同調査では、「現在の仕事の何%がシステム、AI、ロボット等に代替されるか」との質問もしている。これに対して、「21-30%」との回答が最も多く全体の23.8%が回答。全体の平均で32%の仕事が代替されるとの予想が明らかになった。これは、参照されることが多い、英オックスフォード大学のマイケル・A・オズボーン准教授が示した「約47%」と比較するといささか楽観的な数字だ。また、代替される業務につては「手順や業務ルールが決まった作業」が89.6%となり、これに対して「コミュニケーションが発生する業務」(23.1%)や「創造性を要求される業務」(31.9%)に関しては代替可能性が低く見積もられていた。実際はAI技術の進化はめまぐるしく、ディープラーニングにより言葉だけでなく感情や環境を理解し臨機応変に対応するAIの開発が進められていることから、予想と違った結果になる可能性もある。
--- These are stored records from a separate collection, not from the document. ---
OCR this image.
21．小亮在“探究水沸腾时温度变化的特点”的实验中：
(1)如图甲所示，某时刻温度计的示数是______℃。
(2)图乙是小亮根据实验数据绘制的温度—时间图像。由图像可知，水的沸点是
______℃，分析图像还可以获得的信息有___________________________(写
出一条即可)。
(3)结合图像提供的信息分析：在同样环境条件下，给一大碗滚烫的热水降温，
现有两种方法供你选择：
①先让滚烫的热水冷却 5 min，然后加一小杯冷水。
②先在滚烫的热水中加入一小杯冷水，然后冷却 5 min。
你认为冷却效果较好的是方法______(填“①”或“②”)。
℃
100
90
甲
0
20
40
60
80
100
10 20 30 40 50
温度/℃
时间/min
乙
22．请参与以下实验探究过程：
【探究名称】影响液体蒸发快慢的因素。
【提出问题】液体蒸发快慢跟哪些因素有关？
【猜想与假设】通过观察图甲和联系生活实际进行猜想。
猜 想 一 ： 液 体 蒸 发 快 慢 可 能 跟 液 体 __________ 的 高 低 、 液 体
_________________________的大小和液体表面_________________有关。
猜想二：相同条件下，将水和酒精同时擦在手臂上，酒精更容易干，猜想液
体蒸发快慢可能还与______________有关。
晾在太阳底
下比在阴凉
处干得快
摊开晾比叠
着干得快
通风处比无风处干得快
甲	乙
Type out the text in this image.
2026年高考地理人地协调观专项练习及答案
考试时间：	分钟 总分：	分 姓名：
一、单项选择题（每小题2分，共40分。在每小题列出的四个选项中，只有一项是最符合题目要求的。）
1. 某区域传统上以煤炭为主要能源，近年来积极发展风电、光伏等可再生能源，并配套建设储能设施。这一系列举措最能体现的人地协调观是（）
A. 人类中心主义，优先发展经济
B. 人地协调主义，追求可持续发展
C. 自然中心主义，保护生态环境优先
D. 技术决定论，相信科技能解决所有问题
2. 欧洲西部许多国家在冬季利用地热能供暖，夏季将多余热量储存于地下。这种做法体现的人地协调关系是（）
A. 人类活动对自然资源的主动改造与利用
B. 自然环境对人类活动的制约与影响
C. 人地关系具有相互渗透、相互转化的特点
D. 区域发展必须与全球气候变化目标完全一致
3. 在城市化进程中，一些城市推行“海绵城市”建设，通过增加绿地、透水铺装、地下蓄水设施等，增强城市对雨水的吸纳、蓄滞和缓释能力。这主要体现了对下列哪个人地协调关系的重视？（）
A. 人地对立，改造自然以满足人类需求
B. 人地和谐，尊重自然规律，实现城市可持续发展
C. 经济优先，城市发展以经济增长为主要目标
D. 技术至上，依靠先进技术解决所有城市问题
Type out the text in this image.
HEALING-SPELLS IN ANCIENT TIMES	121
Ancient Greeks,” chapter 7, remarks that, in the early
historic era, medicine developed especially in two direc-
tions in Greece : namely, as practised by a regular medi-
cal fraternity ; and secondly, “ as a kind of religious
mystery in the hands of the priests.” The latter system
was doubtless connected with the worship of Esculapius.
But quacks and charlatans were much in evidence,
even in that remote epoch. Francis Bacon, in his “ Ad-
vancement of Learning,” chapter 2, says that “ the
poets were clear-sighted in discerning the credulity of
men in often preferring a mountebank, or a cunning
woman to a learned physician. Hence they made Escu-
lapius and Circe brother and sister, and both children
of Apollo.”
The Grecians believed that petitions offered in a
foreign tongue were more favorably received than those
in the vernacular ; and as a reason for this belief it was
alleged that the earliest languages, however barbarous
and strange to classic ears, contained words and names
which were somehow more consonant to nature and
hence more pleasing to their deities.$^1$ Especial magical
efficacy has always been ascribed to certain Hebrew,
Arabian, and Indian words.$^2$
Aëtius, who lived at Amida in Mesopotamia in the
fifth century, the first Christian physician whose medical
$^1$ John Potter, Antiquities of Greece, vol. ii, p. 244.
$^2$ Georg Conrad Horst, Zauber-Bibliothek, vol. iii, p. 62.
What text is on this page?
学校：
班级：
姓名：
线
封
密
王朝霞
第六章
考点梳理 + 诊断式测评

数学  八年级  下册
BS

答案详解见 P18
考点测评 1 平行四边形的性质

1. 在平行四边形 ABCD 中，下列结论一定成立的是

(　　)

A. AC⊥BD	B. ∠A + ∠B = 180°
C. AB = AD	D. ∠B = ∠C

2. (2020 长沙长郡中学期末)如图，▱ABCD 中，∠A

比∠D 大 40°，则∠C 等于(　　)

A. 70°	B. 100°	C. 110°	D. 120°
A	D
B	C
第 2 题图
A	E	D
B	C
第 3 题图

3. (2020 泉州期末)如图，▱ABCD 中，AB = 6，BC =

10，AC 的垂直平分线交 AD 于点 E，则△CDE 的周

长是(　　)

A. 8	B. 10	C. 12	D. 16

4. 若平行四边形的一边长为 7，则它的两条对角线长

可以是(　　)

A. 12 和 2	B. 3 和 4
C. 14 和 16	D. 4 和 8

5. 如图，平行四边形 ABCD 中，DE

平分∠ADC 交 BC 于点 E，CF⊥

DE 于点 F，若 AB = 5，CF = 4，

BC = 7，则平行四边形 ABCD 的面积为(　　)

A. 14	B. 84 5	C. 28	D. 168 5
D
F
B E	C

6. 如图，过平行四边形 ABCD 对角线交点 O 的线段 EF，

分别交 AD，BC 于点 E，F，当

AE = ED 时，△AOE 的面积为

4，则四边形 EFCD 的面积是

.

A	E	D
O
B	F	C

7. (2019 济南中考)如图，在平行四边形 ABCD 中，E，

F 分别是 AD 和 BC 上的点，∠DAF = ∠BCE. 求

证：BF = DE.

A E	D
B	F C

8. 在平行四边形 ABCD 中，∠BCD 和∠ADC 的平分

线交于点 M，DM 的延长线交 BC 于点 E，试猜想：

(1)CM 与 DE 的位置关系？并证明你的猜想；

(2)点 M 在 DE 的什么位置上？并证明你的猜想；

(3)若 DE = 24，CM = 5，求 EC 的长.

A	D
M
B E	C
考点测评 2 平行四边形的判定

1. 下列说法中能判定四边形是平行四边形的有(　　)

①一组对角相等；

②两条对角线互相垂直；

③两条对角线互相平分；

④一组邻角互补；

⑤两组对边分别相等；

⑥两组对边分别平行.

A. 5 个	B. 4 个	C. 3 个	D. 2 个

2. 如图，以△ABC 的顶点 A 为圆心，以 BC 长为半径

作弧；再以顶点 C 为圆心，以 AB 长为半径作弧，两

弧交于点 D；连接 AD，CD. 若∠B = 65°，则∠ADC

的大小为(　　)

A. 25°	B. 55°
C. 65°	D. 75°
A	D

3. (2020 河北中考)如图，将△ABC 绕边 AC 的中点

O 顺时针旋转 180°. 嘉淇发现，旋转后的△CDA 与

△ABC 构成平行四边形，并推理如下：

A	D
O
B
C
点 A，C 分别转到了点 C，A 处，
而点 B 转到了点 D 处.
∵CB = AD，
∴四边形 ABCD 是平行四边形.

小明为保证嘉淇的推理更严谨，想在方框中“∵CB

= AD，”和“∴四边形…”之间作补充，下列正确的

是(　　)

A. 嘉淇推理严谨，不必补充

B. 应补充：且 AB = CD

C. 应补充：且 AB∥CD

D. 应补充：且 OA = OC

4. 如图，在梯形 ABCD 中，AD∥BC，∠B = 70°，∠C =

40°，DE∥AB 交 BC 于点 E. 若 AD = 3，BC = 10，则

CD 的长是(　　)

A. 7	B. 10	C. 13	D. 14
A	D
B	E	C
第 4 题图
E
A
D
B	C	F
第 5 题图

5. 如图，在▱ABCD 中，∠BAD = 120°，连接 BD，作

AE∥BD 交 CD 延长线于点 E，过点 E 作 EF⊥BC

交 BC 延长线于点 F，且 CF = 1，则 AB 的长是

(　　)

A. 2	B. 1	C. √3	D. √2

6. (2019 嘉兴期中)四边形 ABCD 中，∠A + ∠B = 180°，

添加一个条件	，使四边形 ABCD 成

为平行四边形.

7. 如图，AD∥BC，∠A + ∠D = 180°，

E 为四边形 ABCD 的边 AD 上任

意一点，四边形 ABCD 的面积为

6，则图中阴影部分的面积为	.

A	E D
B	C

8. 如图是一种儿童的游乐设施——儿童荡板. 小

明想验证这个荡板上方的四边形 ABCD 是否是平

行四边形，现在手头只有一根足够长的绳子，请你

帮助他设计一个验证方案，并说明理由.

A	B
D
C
こうした楽観論に対して、一般大衆の想像力の欠如を指摘しているのが、テスラやスペースXのCEOイーロン・マスクだ。彼が未来に対して並外れて明確なビジョンを持っていることは周知の事実。世間がドローンに浮かれて空の開発を唱えていた時期に、トンネルを掘り地下交通網を整備する構想を発表し、プロジェクトを着実に前進させている。テクノロジーに関しての知見があり、開発を妨げる規制と戦ってきた彼が、7月15日には、AIが「人類文明が直面している最大のリスクである」とし、AI開発に関しては「今すぐ規制すべき」との意見を示している。我々は、AIが驚異的なスピードで自己進化するのを目の当たりにして初めて、事の重大さに気付くのかもしれない。(編集担当:久保田雄城)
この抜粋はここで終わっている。